It is critical that care be taken in handling these very fragile fossils.
It is vital that each fossil be assigned an appropriate HRS Field Number and to stay identified with this number.
The hand of the LORD was upon me, and carried me out in the spirit of the LORD, and set me down in the midst of the valley which was full of bones, And caused me to pass by them round about: and, behold, there were very many in the open valley; and, lo, they were very dry. And he said unto me, Son of man, can these bones live? And I answered, O Lord GOD, thou knowest.Ezekiel 37:1-3
Every specimen that is located is to be assigned a permanent HRS number. A pre-printed label card will be distributed by the Quarry Leader as a specimen is found. As each number is assigned, a record is made in a master log. This is a vital procedure to ensure that fossils do not become "lost." The number on the cards is the permanent HRS number to be associated with that particular item.
The card has blanks on it to record the name of the excavator, the date, and a tentative identification of the fossil. In addition, the name on the Field Note Book (if the information is being recorded in a Field Note Book that is not the excavator's) and the page in that Note Book that contains the written description of the find.
The card should be placed in the ground next to the fossil when it is photographed so that the identification of every specimen is clearly recorded.
Use a field card and number only for the quarry that it is issued for.
Generally, an excavator keeps in his or her mind details of the area being excavated. It may be a memory that the awl or tool has hit something hard at some particular spot suggestive of a fossil and indicating the need for careful work. However, this may have occurred in the process of excavating something else and careful exploration must wait. The spot should be marked with a flag or a tool stuck in the matrix nearby so that it is not forgotten. Ideally, such events would be described in the Field Note Book; however, unless there is something to mark the site, it is easily forgotten. This is especially true if the excavator leaves.

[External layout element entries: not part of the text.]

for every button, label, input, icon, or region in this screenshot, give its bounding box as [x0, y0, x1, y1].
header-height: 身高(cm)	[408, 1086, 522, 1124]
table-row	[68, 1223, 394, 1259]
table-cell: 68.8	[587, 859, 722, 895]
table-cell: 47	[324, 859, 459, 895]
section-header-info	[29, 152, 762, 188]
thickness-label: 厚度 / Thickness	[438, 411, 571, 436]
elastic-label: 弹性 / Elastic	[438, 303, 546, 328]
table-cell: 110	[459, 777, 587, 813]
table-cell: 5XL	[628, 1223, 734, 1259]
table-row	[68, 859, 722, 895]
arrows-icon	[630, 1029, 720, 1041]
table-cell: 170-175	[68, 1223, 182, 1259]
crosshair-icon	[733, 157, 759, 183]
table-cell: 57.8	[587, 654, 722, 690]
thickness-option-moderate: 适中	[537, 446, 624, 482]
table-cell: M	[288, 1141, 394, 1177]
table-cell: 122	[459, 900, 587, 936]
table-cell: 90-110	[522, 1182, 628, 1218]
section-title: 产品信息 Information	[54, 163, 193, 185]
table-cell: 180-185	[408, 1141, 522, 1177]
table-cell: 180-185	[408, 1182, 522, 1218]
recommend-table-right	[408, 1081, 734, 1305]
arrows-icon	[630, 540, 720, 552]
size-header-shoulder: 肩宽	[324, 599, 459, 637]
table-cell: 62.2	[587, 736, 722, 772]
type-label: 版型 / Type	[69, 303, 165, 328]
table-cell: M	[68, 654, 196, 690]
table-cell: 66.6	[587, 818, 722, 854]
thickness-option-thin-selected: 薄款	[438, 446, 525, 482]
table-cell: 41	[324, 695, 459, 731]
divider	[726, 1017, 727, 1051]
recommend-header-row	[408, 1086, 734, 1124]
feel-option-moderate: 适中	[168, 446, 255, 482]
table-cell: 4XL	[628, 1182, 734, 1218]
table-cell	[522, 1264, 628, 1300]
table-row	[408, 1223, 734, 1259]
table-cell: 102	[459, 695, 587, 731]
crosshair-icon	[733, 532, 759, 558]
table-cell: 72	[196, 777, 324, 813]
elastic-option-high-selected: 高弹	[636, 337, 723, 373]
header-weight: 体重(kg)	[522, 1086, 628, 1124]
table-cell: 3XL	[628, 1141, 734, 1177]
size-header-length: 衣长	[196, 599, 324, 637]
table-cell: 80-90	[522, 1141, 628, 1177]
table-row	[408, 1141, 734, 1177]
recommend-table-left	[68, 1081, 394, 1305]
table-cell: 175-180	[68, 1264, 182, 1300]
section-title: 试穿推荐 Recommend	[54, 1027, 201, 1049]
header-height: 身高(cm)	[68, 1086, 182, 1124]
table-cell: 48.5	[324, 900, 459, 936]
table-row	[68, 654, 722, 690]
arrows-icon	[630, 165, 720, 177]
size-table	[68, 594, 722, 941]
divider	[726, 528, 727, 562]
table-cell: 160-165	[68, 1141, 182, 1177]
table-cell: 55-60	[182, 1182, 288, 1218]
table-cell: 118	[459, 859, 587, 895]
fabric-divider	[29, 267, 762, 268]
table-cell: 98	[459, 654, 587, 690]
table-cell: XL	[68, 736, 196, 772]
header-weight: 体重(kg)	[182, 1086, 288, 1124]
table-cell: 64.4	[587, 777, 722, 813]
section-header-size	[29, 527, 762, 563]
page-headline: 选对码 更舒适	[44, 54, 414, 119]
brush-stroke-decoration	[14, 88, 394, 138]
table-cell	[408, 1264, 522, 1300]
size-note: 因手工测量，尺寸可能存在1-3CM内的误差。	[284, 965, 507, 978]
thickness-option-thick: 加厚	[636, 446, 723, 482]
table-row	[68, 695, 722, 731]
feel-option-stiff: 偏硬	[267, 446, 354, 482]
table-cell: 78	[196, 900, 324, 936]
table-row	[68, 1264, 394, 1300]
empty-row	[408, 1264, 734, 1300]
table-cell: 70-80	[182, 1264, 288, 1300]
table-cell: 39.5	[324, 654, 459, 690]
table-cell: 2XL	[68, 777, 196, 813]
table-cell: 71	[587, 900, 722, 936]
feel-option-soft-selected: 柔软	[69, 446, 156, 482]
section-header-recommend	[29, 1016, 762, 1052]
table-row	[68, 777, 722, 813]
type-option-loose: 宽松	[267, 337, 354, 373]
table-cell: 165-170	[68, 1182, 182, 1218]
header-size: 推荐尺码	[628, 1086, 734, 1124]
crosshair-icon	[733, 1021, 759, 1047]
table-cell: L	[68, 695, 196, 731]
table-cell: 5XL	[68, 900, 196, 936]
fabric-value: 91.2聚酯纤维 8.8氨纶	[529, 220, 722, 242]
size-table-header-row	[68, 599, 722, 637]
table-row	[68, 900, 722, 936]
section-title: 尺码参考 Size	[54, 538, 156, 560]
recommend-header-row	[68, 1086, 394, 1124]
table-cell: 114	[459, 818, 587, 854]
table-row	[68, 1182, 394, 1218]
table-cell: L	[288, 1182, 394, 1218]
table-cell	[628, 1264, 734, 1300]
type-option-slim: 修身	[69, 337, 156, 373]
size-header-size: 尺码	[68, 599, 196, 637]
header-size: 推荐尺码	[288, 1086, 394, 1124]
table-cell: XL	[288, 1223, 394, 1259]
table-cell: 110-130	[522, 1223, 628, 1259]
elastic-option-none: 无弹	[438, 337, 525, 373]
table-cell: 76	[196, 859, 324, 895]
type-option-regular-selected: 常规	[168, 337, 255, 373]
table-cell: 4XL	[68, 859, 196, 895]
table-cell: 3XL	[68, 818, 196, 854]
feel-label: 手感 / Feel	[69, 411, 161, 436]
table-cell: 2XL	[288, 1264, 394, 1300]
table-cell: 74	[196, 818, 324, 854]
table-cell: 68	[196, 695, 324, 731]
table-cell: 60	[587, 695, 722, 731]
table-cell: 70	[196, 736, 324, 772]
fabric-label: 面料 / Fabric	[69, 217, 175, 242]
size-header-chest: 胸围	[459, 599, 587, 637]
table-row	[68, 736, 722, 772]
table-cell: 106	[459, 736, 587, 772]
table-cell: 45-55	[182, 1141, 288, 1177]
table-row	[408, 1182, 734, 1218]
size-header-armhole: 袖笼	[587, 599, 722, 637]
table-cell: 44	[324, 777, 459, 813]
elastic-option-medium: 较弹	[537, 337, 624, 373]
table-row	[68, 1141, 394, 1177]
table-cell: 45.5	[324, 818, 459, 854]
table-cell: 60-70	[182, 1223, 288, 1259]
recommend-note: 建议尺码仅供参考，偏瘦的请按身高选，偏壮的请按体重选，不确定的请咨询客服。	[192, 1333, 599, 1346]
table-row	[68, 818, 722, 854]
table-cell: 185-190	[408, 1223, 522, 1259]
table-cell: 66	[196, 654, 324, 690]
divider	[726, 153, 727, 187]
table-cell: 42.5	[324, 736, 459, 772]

As soon as a specimen is identified to be recorded, a field number is to be assigned.
It is important that you keep your Field Note Book up to date such in the event someone else must continue the work in that grid, there is sufficient information that the next person can proceed effectively.
All exposed bones should be noted. If the bone is large enough, then apply a field label sticker directly to it while it is still in the ground and document it. Include a sketch of the quarry grid with approximate locations.
It is not just the size of the bone that makes it intermediate. This is a bone that large enough that it may require special handling but not so large or fragile that it requires casting.